BIGASS UPDATE: Whooee! Thanks t' Johnny Fewings the cartoon man, I got this here poem posted up as an audio MP3. Click here t' listen t' JimBobby recitin' Dangerous Fartin' Martin.


Don said...


I don't know why but I read it to myself in the cadence of the Edmund Fitzgerald's verses by Lightfoot.

Cathie from Canada said...

Great stuff! I read it like Robert Service (The Iceworm Cocktail for example)

Anonymous said...

JimBobby: you've missed your calling. Me...I read it along the lines of "The Cremation of Sam McGee". Awe inspiring...really.

RossK said...

Just might be......

...the best thing you've done so far!

Anonymous said...

Hey dere JB ya got my vote fer the poet-loriate o Canada.I thought that yer iambic was mighty fine pentameter

Anonymous said...

Thanks for that, JimBobby.

"The Cremation of Sam McGee", by Robert Service, is the model I think. The craftsmanship is JobBobby's.

JimBobby said...

Whooee! Thankee fer all them nice things you fellers an' gals sed.

I made me an MP3 audio of this here poem but I ain't got a place to post it up yet. If anybuddy's got sum hostin' space I can latch onto fer tryin' out this here audio-boog, I'd me much obliged.


Anonymous said...

Hey JimBobby -
I have lots of extra space in my hosting account. Send me an email (john AT fewings DOT ca) and tell me more about what you need and maybe I can help.

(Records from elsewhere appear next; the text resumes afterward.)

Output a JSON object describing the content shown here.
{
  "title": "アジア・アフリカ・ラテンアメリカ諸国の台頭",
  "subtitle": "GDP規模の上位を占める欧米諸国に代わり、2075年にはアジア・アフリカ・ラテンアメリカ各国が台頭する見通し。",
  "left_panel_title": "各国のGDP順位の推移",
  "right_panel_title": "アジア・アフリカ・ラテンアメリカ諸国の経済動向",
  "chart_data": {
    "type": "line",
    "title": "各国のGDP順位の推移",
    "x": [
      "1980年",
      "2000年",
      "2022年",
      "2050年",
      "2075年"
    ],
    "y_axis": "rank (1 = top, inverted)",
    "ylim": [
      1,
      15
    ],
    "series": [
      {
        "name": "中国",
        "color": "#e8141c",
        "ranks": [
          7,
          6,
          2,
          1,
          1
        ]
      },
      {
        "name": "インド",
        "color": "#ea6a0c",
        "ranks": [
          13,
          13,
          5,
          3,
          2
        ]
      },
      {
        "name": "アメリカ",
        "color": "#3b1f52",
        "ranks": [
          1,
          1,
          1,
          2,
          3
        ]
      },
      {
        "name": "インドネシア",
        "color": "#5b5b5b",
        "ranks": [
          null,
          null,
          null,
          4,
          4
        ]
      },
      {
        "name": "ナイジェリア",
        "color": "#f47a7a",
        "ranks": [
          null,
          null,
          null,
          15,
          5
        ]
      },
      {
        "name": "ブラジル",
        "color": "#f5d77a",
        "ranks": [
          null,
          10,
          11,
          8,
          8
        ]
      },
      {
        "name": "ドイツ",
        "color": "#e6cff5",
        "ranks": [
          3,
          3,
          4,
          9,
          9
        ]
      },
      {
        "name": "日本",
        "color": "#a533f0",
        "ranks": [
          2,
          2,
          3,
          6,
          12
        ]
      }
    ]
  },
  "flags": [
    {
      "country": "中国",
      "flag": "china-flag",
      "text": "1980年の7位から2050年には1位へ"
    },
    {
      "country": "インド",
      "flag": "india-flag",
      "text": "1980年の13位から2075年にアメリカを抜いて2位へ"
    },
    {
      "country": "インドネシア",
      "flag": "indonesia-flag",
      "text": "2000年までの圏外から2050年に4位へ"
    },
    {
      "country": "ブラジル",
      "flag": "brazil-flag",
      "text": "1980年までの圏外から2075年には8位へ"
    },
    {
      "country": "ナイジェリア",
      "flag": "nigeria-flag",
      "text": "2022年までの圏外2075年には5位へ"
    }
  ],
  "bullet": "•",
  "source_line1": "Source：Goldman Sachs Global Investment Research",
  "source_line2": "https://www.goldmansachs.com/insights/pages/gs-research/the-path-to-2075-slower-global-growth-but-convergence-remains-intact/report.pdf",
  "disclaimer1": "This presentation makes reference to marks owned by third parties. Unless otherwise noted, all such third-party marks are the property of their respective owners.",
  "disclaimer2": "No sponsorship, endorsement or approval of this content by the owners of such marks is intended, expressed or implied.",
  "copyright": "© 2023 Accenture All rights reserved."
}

I've got an ulterior motive: I'd love to hear you reciting that poem.

John Fewings

JimBobby said...

Whooee! Thankee, thankee, thankee. JohnnyBoy, that's mighty nice o' you t' offer. I'll get writin' you that email soon as I'm done with this commentin'.

I hope it works on accounta I been lookin' inta hostin' companies an' I don't see any that'll let me hold on t' my secret identity. I reckon that's probbly so's they don't get stuck holdin' the bag fer scammers an' spammers an' terrists an' porn-pushers.

Yores trooly,

Anonymous said...

Yo, Dawg !! Ya'll got me straight trippin'!!